C'est l'énigme du nouveau Conseil d'Etat fribourgeois. Quel sera le registre d'Erwin Jutzet? Celui d'un ténor, ou au contraire d'un simple choriste ne décollant pas les yeux d'une partition écrite par d'autres chefs d'orchestre?

Le socialiste trouble les pronostics. Car si son expérience et son bagage parlent en sa faveur, la campagne électorale qui vient de s'achever a vu s'exprimer un homme malhabile, apparemment sans jus, et dévoilant de criantes lacunes sur les dossiers de politique cantonale. Un homme qui doit son élection avant tout à la démonstration de force de la gauche dans les principales villes du canton (LT du 27.11.2006).

Manque de charisme, d'engagement, de motivation... Dans le camp bourgeois, on a la dent dure lorsqu'il s'agit de qualifier la performance du Singinois, notamment lors des débats de radio ou de télévision. Y compris dans son propre district, où l'on estime qu'il va uniquement «chercher au gouvernement une rente pour ses vieux jours». Un argument qui le fait bondir: «Cette attaque est ridicule. Avec ma nouvelle fonction, mon salaire va diminuer par rapport à ce que je gagne actuellement», plaide Erwin Jutzet. A 55 ans, l'avocat de Schmitten (FR) assure qu'il a plus que jamais le feu sacré. «Je vais m'engager à 100%. C'est vrai que je n'ai peut-être pas, comme d'autres, l'appétit du pouvoir. Je vais intégrer le collège en toute sérénité», relève-t-il.

Elu au terme d'un scrutin à suspense - au cours du dépouillement, il a lui-même pensé, à un certain moment, avoir perdu la partie -, Erwin Jutzet aurait dû s'éviter ces frayeurs. Ancien président du Grand Conseil, il avait gagné l'estime de ses pairs par sa façon de mener l'assemblée. Conseiller national depuis 1995, président de deux commissions fédérales, il bénéficiait d'une notoriété qui le mettait à l'abri d'un accident.

Intouchable?

Paradoxalement, cela lui a certainement joué un mauvais tour. Inconsciemment, il se sera cru intouchable. Au point d'ignorer les signaux d'alerte. En juin, lors de la nomination des candidats au congrès socialiste, ses camarades avaient pourtant déjà été surpris qu'il axe son plaidoyer d'investiture sur son expérience internationale - il fit notamment part d'une rencontre avec Kofi Annan. Ils le seront davantage encore lors de la préparation de la campagne, durant laquelle il manqua une séance sur deux.

«Pourquoi aurais-je dû me préparer? J'ai mené les choses à ma manière, en allant notamment là où il fallait être. Dans les marchés, par exemple», raconte-t-il.

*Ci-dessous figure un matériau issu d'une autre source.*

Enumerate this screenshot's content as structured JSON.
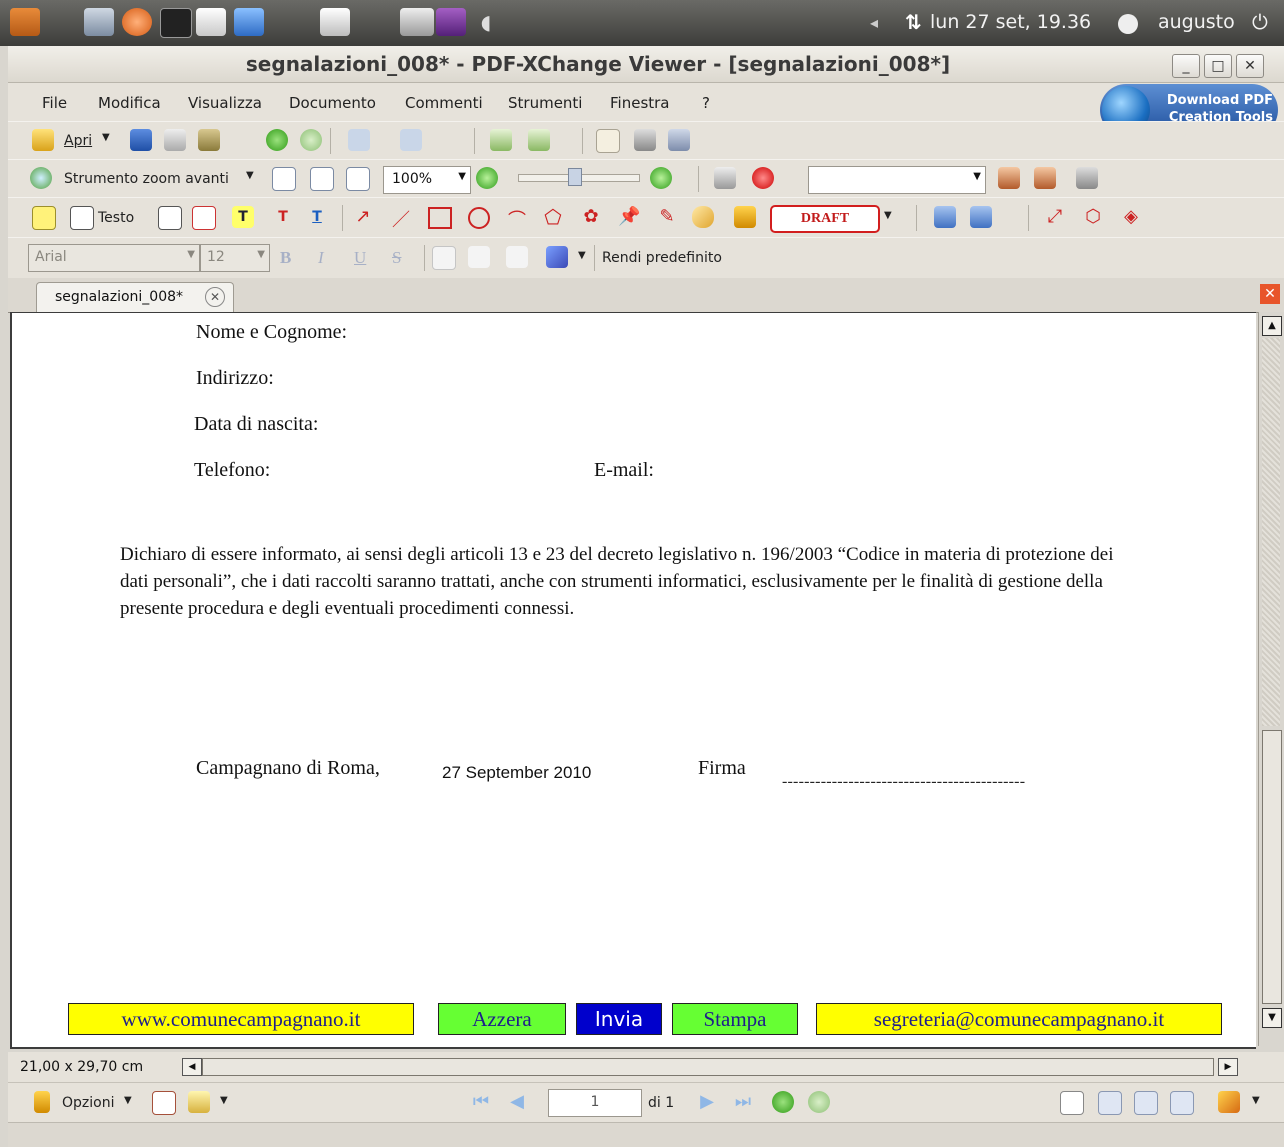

Le problème, c'est qu'en agissant ainsi, il a paru peu concerné par les problématiques de la politique fribourgeoise. «C'est vrai que siégeant sous la Coupole, je ne maîtrise pas tous les dossiers cantonaux. En revanche, je connais les enjeux fédéraux, et mes contacts à Berne seront utiles au canton. J'admets également avoir été faible au débat de la TSR. Mais c'était le siège de ma colistière, Anne-Claude Demierre, qui était visé par les radicaux. Elle a, de ce fait, été davantage que moi sous les feux de la rampe», analyse-t-il.

Elu malgré tout au gouvernement, Erwin Jutzet doit maintenant prouver que lui, le parlementaire au long cours (quinze ans au Grand Conseil et onze au National), est capable d'endosser l'habit d'homme d'Etat. Qu'il n'est pas ce «has been» qui ferait mieux de rester à Berne, comme il l'a entendu lui-même dans un bus.

«Campagne désastreuse»

«Il a le format, l'intelligence, l'héritage politique. Malgré sa campagne désastreuse, je lui donne une wild card. J'ose espérer qu'il fera un bon conseiller d'Etat», lance Charly Haenni, président du Parti libéral-radical. Et de poursuivre: «Mais pour cela, il faut qu'il trouve une dynamique, qu'il ait envie de remplir la fonction.»

Erwin Jutzet promet qu'il ne décevra pas les attentes. Il demande simplement qu'on lui laisse un temps d'adaptation, qui, selon lui, a par exemple été nécessaire à Ruth Lüthi, «devenue par la suite une personnalité influente du gouvernement fribourgeois». Sera-ce également son cas? «Je vais commencer modestement», se borne-t-il à répondre. On le croit sur parole.